Active Directory GPO Practices

Group Policies Objects (GPO’s) are one of the most common, and most powerful tools in Active Directory.  GPO’s are used to configure nearly every aspect of network control, yet there is a great deal of pain and suffering introduced by less-than-perfect policies. 

With a few simple rules, you can reduce the headache factor, while making your job easier, and making you better at it.

Brevity is the Key

If you can’t describe what you want the policy to do, in ONE sentence, then you’re not ready to create the GPO.  Vague design goals create extremely convoluted logic knots that can be difficult or impossible to resolve.  Keep rephrasing until you can get it into one simple sentence.

Fewer GPOs mean simpler logic to troubleshoot, but each GPO will be more involved.

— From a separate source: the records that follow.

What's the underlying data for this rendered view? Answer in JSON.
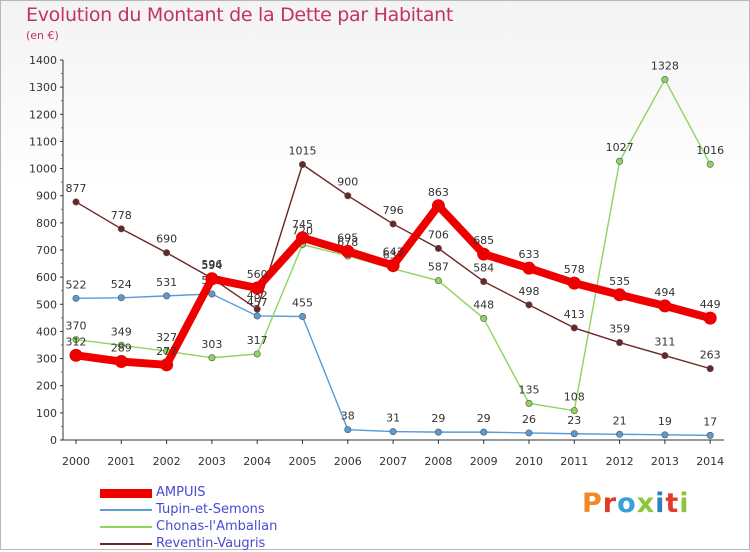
{
  "header": {
    "title": "Evolution du Montant de la Dette par Habitant",
    "unit": "(en €)"
  },
  "logo": {
    "text": "Proxiti",
    "colors": [
      "#f08a24",
      "#e23b2a",
      "#3aa0d8",
      "#8cc63f",
      "#2f7fc1",
      "#e23b2a",
      "#8cc63f"
    ]
  },
  "chart_data": {
    "type": "line",
    "title": "Evolution du Montant de la Dette par Habitant",
    "ylabel": "(en €)",
    "xlabel": "",
    "x": [
      "2000",
      "2001",
      "2002",
      "2003",
      "2004",
      "2005",
      "2006",
      "2007",
      "2008",
      "2009",
      "2010",
      "2011",
      "2012",
      "2013",
      "2014"
    ],
    "ylim": [
      0,
      1400
    ],
    "yticks": [
      0,
      100,
      200,
      300,
      400,
      500,
      600,
      700,
      800,
      900,
      1000,
      1100,
      1200,
      1300,
      1400
    ],
    "grid": false,
    "legend_position": "bottom-left",
    "series": [
      {
        "name": "AMPUIS",
        "color": "#ee0000",
        "weight": "thick",
        "values": [
          312,
          289,
          277,
          594,
          560,
          745,
          695,
          643,
          863,
          685,
          633,
          578,
          535,
          494,
          449
        ]
      },
      {
        "name": "Tupin-et-Semons",
        "color": "#5b9bd5",
        "weight": "thin",
        "values": [
          522,
          524,
          531,
          538,
          457,
          455,
          38,
          31,
          29,
          29,
          26,
          23,
          21,
          19,
          17
        ]
      },
      {
        "name": "Chonas-l'Amballan",
        "color": "#8fd45f",
        "weight": "thin",
        "values": [
          370,
          349,
          327,
          303,
          317,
          720,
          678,
          631,
          587,
          448,
          135,
          108,
          1027,
          1328,
          1016
        ]
      },
      {
        "name": "Reventin-Vaugris",
        "color": "#6b2626",
        "weight": "thin",
        "values": [
          877,
          778,
          690,
          596,
          482,
          1015,
          900,
          796,
          706,
          584,
          498,
          413,
          359,
          311,
          263
        ]
      }
    ]
  }
}
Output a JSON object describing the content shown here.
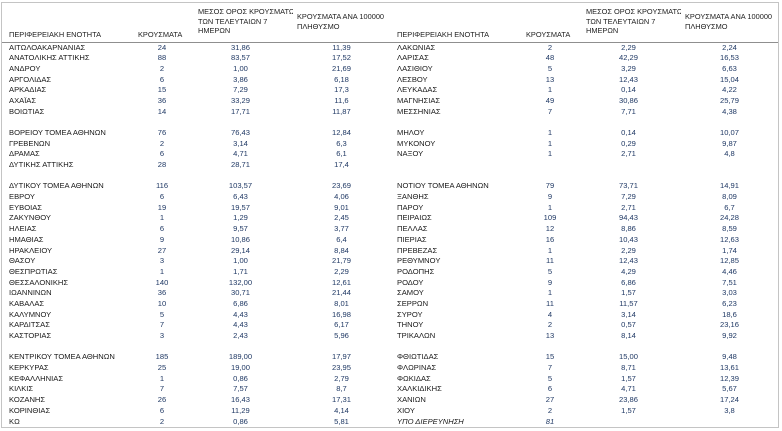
{
  "colors": {
    "number_text": "#1f3864",
    "body_text": "#1a1a1a",
    "outer_border": "#c4c4c4",
    "header_rule": "#8f8f8f"
  },
  "table": {
    "headers": {
      "region": "ΠΕΡΙΦΕΡΕΙΑΚΗ ΕΝΟΤΗΤΑ",
      "cases": "ΚΡΟΥΣΜΑΤΑ",
      "avg7_lines": [
        "ΜΕΣΟΣ ΟΡΟΣ ΚΡΟΥΣΜΑΤΩΝ",
        "ΤΩΝ ΤΕΛΕΥΤΑΙΩΝ 7",
        "ΗΜΕΡΩΝ"
      ],
      "per100k_lines": [
        "ΚΡΟΥΣΜΑΤΑ ΑΝΑ 100000",
        "ΠΛΗΘΥΣΜΟ"
      ]
    },
    "left_rows": [
      {
        "name": "ΑΙΤΩΛΟΑΚΑΡΝΑΝΙΑΣ",
        "cases": "24",
        "avg": "31,86",
        "per100k": "11,39"
      },
      {
        "name": "ΑΝΑΤΟΛΙΚΗΣ ΑΤΤΙΚΗΣ",
        "cases": "88",
        "avg": "83,57",
        "per100k": "17,52"
      },
      {
        "name": "ΑΝΔΡΟΥ",
        "cases": "2",
        "avg": "1,00",
        "per100k": "21,69"
      },
      {
        "name": "ΑΡΓΟΛΙΔΑΣ",
        "cases": "6",
        "avg": "3,86",
        "per100k": "6,18"
      },
      {
        "name": "ΑΡΚΑΔΙΑΣ",
        "cases": "15",
        "avg": "7,29",
        "per100k": "17,3"
      },
      {
        "name": "ΑΧΑΪΑΣ",
        "cases": "36",
        "avg": "33,29",
        "per100k": "11,6"
      },
      {
        "name": "ΒΟΙΩΤΙΑΣ",
        "cases": "14",
        "avg": "17,71",
        "per100k": "11,87"
      },
      {
        "blank": true
      },
      {
        "name": "ΒΟΡΕΙΟΥ ΤΟΜΕΑ ΑΘΗΝΩΝ",
        "cases": "76",
        "avg": "76,43",
        "per100k": "12,84"
      },
      {
        "name": "ΓΡΕΒΕΝΩΝ",
        "cases": "2",
        "avg": "3,14",
        "per100k": "6,3"
      },
      {
        "name": "ΔΡΑΜΑΣ",
        "cases": "6",
        "avg": "4,71",
        "per100k": "6,1"
      },
      {
        "name": "ΔΥΤΙΚΗΣ ΑΤΤΙΚΗΣ",
        "cases": "28",
        "avg": "28,71",
        "per100k": "17,4"
      },
      {
        "blank": true
      },
      {
        "name": "ΔΥΤΙΚΟΥ ΤΟΜΕΑ ΑΘΗΝΩΝ",
        "cases": "116",
        "avg": "103,57",
        "per100k": "23,69"
      },
      {
        "name": "ΕΒΡΟΥ",
        "cases": "6",
        "avg": "6,43",
        "per100k": "4,06"
      },
      {
        "name": "ΕΥΒΟΙΑΣ",
        "cases": "19",
        "avg": "19,57",
        "per100k": "9,01"
      },
      {
        "name": "ΖΑΚΥΝΘΟΥ",
        "cases": "1",
        "avg": "1,29",
        "per100k": "2,45"
      },
      {
        "name": "ΗΛΕΙΑΣ",
        "cases": "6",
        "avg": "9,57",
        "per100k": "3,77"
      },
      {
        "name": "ΗΜΑΘΙΑΣ",
        "cases": "9",
        "avg": "10,86",
        "per100k": "6,4"
      },
      {
        "name": "ΗΡΑΚΛΕΙΟΥ",
        "cases": "27",
        "avg": "29,14",
        "per100k": "8,84"
      },
      {
        "name": "ΘΑΣΟΥ",
        "cases": "3",
        "avg": "1,00",
        "per100k": "21,79"
      },
      {
        "name": "ΘΕΣΠΡΩΤΙΑΣ",
        "cases": "1",
        "avg": "1,71",
        "per100k": "2,29"
      },
      {
        "name": "ΘΕΣΣΑΛΟΝΙΚΗΣ",
        "cases": "140",
        "avg": "132,00",
        "per100k": "12,61"
      },
      {
        "name": "ΙΩΑΝΝΙΝΩΝ",
        "cases": "36",
        "avg": "30,71",
        "per100k": "21,44"
      },
      {
        "name": "ΚΑΒΑΛΑΣ",
        "cases": "10",
        "avg": "6,86",
        "per100k": "8,01"
      },
      {
        "name": "ΚΑΛΥΜΝΟΥ",
        "cases": "5",
        "avg": "4,43",
        "per100k": "16,98"
      },
      {
        "name": "ΚΑΡΔΙΤΣΑΣ",
        "cases": "7",
        "avg": "4,43",
        "per100k": "6,17"
      },
      {
        "name": "ΚΑΣΤΟΡΙΑΣ",
        "cases": "3",
        "avg": "2,43",
        "per100k": "5,96"
      },
      {
        "blank": true
      },
      {
        "name": "ΚΕΝΤΡΙΚΟΥ ΤΟΜΕΑ ΑΘΗΝΩΝ",
        "cases": "185",
        "avg": "189,00",
        "per100k": "17,97"
      },
      {
        "name": "ΚΕΡΚΥΡΑΣ",
        "cases": "25",
        "avg": "19,00",
        "per100k": "23,95"
      },
      {
        "name": "ΚΕΦΑΛΛΗΝΙΑΣ",
        "cases": "1",
        "avg": "0,86",
        "per100k": "2,79"
      },
      {
        "name": "ΚΙΛΚΙΣ",
        "cases": "7",
        "avg": "7,57",
        "per100k": "8,7"
      },
      {
        "name": "ΚΟΖΑΝΗΣ",
        "cases": "26",
        "avg": "16,43",
        "per100k": "17,31"
      },
      {
        "name": "ΚΟΡΙΝΘΙΑΣ",
        "cases": "6",
        "avg": "11,29",
        "per100k": "4,14"
      },
      {
        "name": "ΚΩ",
        "cases": "2",
        "avg": "0,86",
        "per100k": "5,81"
      }
    ],
    "right_rows": [
      {
        "name": "ΛΑΚΩΝΙΑΣ",
        "cases": "2",
        "avg": "2,29",
        "per100k": "2,24"
      },
      {
        "name": "ΛΑΡΙΣΑΣ",
        "cases": "48",
        "avg": "42,29",
        "per100k": "16,53"
      },
      {
        "name": "ΛΑΣΙΘΙΟΥ",
        "cases": "5",
        "avg": "3,29",
        "per100k": "6,63"
      },
      {
        "name": "ΛΕΣΒΟΥ",
        "cases": "13",
        "avg": "12,43",
        "per100k": "15,04"
      },
      {
        "name": "ΛΕΥΚΑΔΑΣ",
        "cases": "1",
        "avg": "0,14",
        "per100k": "4,22"
      },
      {
        "name": "ΜΑΓΝΗΣΙΑΣ",
        "cases": "49",
        "avg": "30,86",
        "per100k": "25,79"
      },
      {
        "name": "ΜΕΣΣΗΝΙΑΣ",
        "cases": "7",
        "avg": "7,71",
        "per100k": "4,38"
      },
      {
        "blank": true
      },
      {
        "name": "ΜΗΛΟΥ",
        "cases": "1",
        "avg": "0,14",
        "per100k": "10,07"
      },
      {
        "name": "ΜΥΚΟΝΟΥ",
        "cases": "1",
        "avg": "0,29",
        "per100k": "9,87"
      },
      {
        "name": "ΝΑΞΟΥ",
        "cases": "1",
        "avg": "2,71",
        "per100k": "4,8"
      },
      {
        "blank": true
      },
      {
        "blank": true
      },
      {
        "name": "ΝΟΤΙΟΥ ΤΟΜΕΑ ΑΘΗΝΩΝ",
        "cases": "79",
        "avg": "73,71",
        "per100k": "14,91"
      },
      {
        "name": "ΞΑΝΘΗΣ",
        "cases": "9",
        "avg": "7,29",
        "per100k": "8,09"
      },
      {
        "name": "ΠΑΡΟΥ",
        "cases": "1",
        "avg": "2,71",
        "per100k": "6,7"
      },
      {
        "name": "ΠΕΙΡΑΙΩΣ",
        "cases": "109",
        "avg": "94,43",
        "per100k": "24,28"
      },
      {
        "name": "ΠΕΛΛΑΣ",
        "cases": "12",
        "avg": "8,86",
        "per100k": "8,59"
      },
      {
        "name": "ΠΙΕΡΙΑΣ",
        "cases": "16",
        "avg": "10,43",
        "per100k": "12,63"
      },
      {
        "name": "ΠΡΕΒΕΖΑΣ",
        "cases": "1",
        "avg": "2,29",
        "per100k": "1,74"
      },
      {
        "name": "ΡΕΘΥΜΝΟΥ",
        "cases": "11",
        "avg": "12,43",
        "per100k": "12,85"
      },
      {
        "name": "ΡΟΔΟΠΗΣ",
        "cases": "5",
        "avg": "4,29",
        "per100k": "4,46"
      },
      {
        "name": "ΡΟΔΟΥ",
        "cases": "9",
        "avg": "6,86",
        "per100k": "7,51"
      },
      {
        "name": "ΣΑΜΟΥ",
        "cases": "1",
        "avg": "1,57",
        "per100k": "3,03"
      },
      {
        "name": "ΣΕΡΡΩΝ",
        "cases": "11",
        "avg": "11,57",
        "per100k": "6,23"
      },
      {
        "name": "ΣΥΡΟΥ",
        "cases": "4",
        "avg": "3,14",
        "per100k": "18,6"
      },
      {
        "name": "ΤΗΝΟΥ",
        "cases": "2",
        "avg": "0,57",
        "per100k": "23,16"
      },
      {
        "name": "ΤΡΙΚΑΛΩΝ",
        "cases": "13",
        "avg": "8,14",
        "per100k": "9,92"
      },
      {
        "blank": true
      },
      {
        "name": "ΦΘΙΩΤΙΔΑΣ",
        "cases": "15",
        "avg": "15,00",
        "per100k": "9,48"
      },
      {
        "name": "ΦΛΩΡΙΝΑΣ",
        "cases": "7",
        "avg": "8,71",
        "per100k": "13,61"
      },
      {
        "name": "ΦΩΚΙΔΑΣ",
        "cases": "5",
        "avg": "1,57",
        "per100k": "12,39"
      },
      {
        "name": "ΧΑΛΚΙΔΙΚΗΣ",
        "cases": "6",
        "avg": "4,71",
        "per100k": "5,67"
      },
      {
        "name": "ΧΑΝΙΩΝ",
        "cases": "27",
        "avg": "23,86",
        "per100k": "17,24"
      },
      {
        "name": "ΧΙΟΥ",
        "cases": "2",
        "avg": "1,57",
        "per100k": "3,8"
      },
      {
        "name": "ΥΠΟ ΔΙΕΡΕΥΝΗΣΗ",
        "cases": "81",
        "avg": "",
        "per100k": "",
        "italic": true
      }
    ]
  }
}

More GPOs mean simpler policies, but more complex logic.

Documentation

Each GPO should have its purpose clearly stated in the notes for the GPO.  The name of the GPO should reflect its intent, as you will sometimes have nothing more to go by, than the name. 

Each GPO should also list the responsible parties to contact, should a situation arise.  This will include the GPO author, but should also include the management responsible for requesting the original GPO. 

With these names and contact information available, questions regarding the GPO can be directed to the correct party.

Any proposed change to a GPO should be documented, listing the requested change of function, the party requesting the change, and contact personnel for further questions.

Testing

GPOs should NOT be tested in the production environment.  Mistakes introduced by the GPO can spread through the entire forest before anyone could spot the problem.

Your Development environment is where GPOs should be tested first.  This network should represent your best-effort at reproducing the production environment.  It can be prohibitively expensive to reproduce all the hardware on the production network, but today’s virtualized environment makes producing a copy of the production network possible.

 It won’t be an EXACT replicate of the production network, but close enough to test for most aspects.  Anything that needs to speak with specific hardware, will NOT produce reliable results when tested on a virtualized environment.

Once the tests have passed in development, then you can move on to pilot groups.  These are populations who will first test the changes on the development network, but only on a small subset.  Choose users who are amenable to testing.  They are usually easy to choose:  eager tech enthusiasts, power users, members of the IT/HelpDesk team.

By testing on these users first, you can minimize the consequences of an error.  The only affected users, will be the pilot group.  Once the changes have passed testing in this group, you’re ready to port to production.